Controlling the narrative

Arsenal’s performance after the opening goal was a masterclass in game management. We did not sit back and invite pressure — that would have been suicidal against a Tottenham side with enough quality to punish passivity. Instead, we controlled the tempo, keeping possession in areas that caused Spurs problems while remaining alert to the counter-attacking opportunities that their increasing desperation inevitably created.

Ozil was magnificent in the number ten role, orchestrating attacks with the nonchalance of a man conducting a particularly straightforward symphony. Cazorla, alongside him, provided the ball-carrying ability that allowed us to escape the press and transition from defence to attack in those crucial moments when Spurs committed bodies forward.
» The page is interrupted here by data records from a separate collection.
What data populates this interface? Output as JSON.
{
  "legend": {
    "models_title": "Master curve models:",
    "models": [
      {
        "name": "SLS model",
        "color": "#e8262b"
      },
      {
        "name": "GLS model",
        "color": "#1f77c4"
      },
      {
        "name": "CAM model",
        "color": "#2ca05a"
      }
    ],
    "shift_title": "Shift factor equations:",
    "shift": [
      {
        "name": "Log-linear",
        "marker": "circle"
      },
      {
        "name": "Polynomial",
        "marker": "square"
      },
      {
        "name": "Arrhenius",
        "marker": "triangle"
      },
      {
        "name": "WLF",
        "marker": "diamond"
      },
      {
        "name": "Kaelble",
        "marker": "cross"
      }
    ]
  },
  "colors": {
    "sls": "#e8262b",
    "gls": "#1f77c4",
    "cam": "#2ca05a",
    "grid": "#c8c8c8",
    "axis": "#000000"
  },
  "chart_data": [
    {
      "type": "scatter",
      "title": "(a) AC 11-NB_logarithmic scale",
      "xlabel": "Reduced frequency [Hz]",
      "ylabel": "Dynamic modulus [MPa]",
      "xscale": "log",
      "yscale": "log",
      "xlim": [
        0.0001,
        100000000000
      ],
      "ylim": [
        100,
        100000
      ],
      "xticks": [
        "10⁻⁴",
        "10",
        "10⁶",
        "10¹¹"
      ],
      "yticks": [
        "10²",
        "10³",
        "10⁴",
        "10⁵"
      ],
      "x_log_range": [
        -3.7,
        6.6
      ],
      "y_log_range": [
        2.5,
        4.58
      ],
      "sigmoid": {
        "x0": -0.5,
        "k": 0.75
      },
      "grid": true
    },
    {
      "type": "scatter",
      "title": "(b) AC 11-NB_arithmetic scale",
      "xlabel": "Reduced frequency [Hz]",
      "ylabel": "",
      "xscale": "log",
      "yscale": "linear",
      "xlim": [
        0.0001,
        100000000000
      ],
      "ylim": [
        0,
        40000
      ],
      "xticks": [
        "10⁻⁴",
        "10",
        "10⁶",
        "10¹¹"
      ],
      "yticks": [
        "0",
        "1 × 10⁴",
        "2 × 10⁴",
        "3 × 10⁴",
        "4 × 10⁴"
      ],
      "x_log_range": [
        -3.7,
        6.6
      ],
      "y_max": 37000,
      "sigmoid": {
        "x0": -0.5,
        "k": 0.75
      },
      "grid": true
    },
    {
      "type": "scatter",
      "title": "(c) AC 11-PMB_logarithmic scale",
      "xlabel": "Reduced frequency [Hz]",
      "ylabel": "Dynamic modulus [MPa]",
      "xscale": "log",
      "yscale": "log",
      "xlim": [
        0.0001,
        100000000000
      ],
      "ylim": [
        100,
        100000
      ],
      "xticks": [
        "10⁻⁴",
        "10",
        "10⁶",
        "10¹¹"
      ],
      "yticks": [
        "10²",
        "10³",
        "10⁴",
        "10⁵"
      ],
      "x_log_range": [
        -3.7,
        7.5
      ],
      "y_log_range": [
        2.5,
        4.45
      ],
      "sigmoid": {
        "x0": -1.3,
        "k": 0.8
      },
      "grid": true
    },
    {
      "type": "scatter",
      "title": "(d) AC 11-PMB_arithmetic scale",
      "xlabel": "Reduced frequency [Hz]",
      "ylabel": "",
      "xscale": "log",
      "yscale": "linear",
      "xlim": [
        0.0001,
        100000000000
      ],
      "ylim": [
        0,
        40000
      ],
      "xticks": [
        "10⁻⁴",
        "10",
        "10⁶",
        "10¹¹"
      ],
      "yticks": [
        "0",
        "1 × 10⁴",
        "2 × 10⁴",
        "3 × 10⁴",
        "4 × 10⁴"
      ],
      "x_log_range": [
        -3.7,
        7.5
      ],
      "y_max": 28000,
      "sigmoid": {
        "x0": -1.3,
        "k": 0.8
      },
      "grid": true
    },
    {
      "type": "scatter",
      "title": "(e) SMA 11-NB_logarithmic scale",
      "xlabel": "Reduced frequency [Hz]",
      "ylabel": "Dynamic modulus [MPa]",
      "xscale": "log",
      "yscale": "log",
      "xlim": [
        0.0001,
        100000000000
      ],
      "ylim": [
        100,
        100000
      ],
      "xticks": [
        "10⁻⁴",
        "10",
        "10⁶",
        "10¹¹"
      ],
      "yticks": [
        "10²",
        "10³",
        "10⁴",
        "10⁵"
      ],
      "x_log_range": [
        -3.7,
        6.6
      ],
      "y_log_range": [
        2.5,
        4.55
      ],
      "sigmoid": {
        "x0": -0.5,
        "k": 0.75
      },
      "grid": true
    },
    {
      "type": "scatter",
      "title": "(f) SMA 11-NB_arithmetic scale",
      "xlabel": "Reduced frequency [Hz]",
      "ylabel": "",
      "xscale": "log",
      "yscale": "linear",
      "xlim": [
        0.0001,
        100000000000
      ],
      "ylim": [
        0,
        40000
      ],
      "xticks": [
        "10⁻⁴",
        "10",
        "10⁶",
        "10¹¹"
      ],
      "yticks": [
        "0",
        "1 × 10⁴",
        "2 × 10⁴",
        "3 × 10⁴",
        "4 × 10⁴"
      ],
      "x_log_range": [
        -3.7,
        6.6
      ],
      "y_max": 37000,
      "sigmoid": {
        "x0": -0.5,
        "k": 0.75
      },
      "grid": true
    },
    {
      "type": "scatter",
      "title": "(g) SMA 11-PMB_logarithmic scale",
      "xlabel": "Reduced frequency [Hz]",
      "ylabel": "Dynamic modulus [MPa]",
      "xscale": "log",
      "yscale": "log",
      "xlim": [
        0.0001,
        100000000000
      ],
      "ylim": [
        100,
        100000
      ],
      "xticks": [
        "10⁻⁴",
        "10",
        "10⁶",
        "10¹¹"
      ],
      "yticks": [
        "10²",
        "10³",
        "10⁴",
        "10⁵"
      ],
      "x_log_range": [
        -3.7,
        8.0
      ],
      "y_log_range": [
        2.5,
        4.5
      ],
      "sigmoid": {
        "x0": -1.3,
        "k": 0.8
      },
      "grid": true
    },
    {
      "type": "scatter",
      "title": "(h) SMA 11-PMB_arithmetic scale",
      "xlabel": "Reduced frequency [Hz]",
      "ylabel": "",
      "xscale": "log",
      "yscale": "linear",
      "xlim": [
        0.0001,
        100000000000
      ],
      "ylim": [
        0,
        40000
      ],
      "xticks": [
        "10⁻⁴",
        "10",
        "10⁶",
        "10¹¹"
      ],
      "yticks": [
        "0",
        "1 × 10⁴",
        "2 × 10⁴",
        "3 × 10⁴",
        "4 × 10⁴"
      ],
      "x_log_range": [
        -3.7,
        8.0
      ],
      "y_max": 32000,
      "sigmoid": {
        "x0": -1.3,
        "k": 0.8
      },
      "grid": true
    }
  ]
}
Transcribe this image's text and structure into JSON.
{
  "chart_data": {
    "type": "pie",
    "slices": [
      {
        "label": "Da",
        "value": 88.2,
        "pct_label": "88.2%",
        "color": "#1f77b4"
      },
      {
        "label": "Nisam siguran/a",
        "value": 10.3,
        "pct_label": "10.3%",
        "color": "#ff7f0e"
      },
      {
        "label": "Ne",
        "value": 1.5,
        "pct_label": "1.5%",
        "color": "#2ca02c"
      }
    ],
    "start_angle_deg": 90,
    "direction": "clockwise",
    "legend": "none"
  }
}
The North London derby is not merely a football match. It is a statement of identity, a declaration of supremacy, a ninety-minute argument about who owns this part of the city. And on this afternoon, the argument was settled before it had barely begun.

The second half was managed with intelligence and composure. Further goals came — the margin of victory reflecting not just our superiority on the day but the chasm in quality between the two sides that, for all Spurs’ recent improvement, continues to exist. Each goal was celebrated with the particular intensity reserved for North London derbies, that primal joy that comes from defeating the people who live three miles up the road and support the wrong team.

What the derby means

I have written before about the great derbies of the past, and this one takes its rightful place in the canon. Not because it was a classic in the traditional sense — the early goal rather took the sting out of the contest — but because of what it represented. In a season where Arsenal’s title challenge was beginning to waver, where doubts were creeping in like damp through old brickwork, this was a statement of intent.

We are still here. We are still Arsenal. And Tottenham, for all their noise and investment and promises of a new dawn, are still Tottenham. Some things in football do not change, and the fundamental dynamic of the North London derby — Arsenal’s quiet confidence versus Spurs’ perpetual frustration — remains as it has been for the better part of two decades.

Seventy-two seconds. That is all it took. In a sport defined by fine margins and sliding doors, seventy-two seconds to establish dominance, to silence a hostile ground, to remind everyone — including, perhaps, ourselves — that when Arsenal turn up to a North London derby, the result is rarely in doubt.

We walked out of White Hart Lane and into the March evening, and the songs rang out along the High Road, and for one perfect afternoon, all was right with the world. Arsenal continuing their winning ways. Plus ca change.